That Christmas Eve Timmy decided to stay awake and wait for Saint Nicholas. He lay in bed, excited and nervous, aware that he should be asleep. But he really, really wanted to see him. As he had been able to fool his parents into thinking he was already sleeping many times, he hoped Saint Nicholas would be fooled as well.
With his eyes closed, he followed every noise in the house. He heard when his parents went to their room and when the cat meowed downstairs wanting to escape to the streets. Listening to the wind through his window, he hoped that a white carpet would cover everything outside the next morning. The clock in the hallway outside his room rang twelve times, and after the twelfth Timmy noticed that the ticking had stopped.

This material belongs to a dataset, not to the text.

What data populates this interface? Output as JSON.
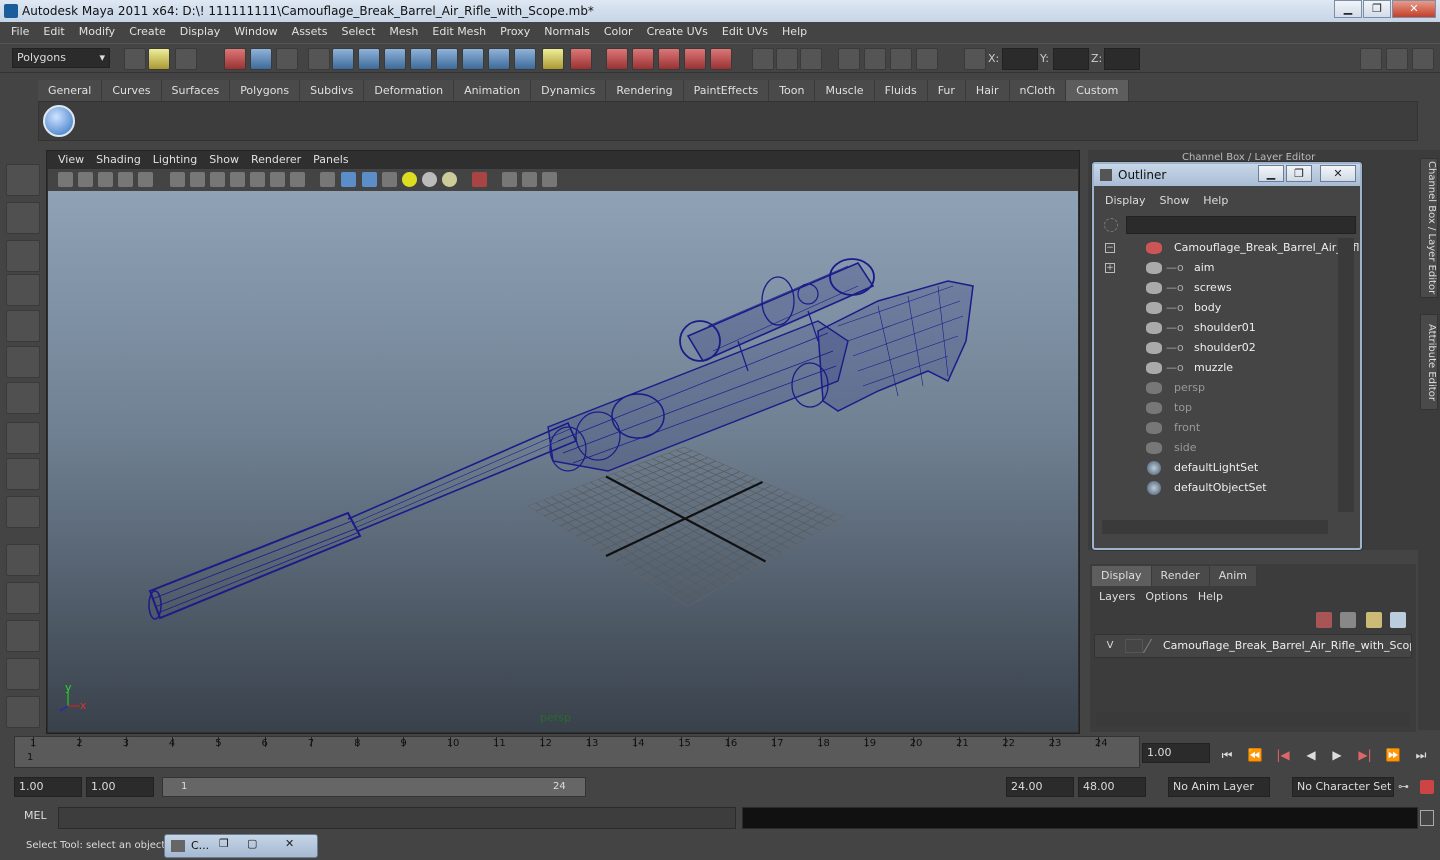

Then there was another noise. Timmy froze. He heard his window sliding open and felt a cold gust of wind. He was here. His heart was pounding strongly under his pajamas, and he prayed that the sound of his heartbeat wouldn’t betray him.
Yet he opened his eyes, just a sliver, just enough for him to take a peek.
But he didn’t see Saint Nicholas by the window. In his place was a small creature dressed in the colors of the forest. The small elf smiled with its numerous pointy teeth shining under the moonlight. It walked slowly, every step a silent one, trying not to wake the child. Timmy had seen that same expression on his cat once, right before it had caught the mouse that had evaded so well every mousetrap they had put in the kitchen.
Timmy closed his eyes briefly, hoping that the elf would go away. But when he opened them again not only was the creature still in his room; it was closer. Timmy held his breath and felt the warmth of his pee spread.
The elf hopped to the top of his bed, flexing its slender fingers in anticipation, and this time Timmy closed his eyes; maybe for the last time, he thought. But instead the cold wind caressed his face again and he heard quick steps followed by a muffled squeak. Timmy peeked once more.
There was a man covered in furs that once had been white in his room, holding in one of his hands the now-helpless creature. His hair was white as snow and his eyes were wild as a wolf’s. From his bed Timmy could see the growing crimson puddle on his carpet floor and the fresh red stains on the man’s garments. Then the Man in Red said a few words in a forgotten language that almost sounded like deep laughter.
Timmy closed his eyes hoping that the wild man would not notice him and did not open them until he heard the clock hands moving again. The man and the elf were gone, his window was closed and there was no blood on the carpet. He almost thought he had imagined everything; but there –just at the end of his bed– was a bicycle just like the one he had asked for in his letter to Saint Nicholas. Only the color was wrong, the one in his room was forest green.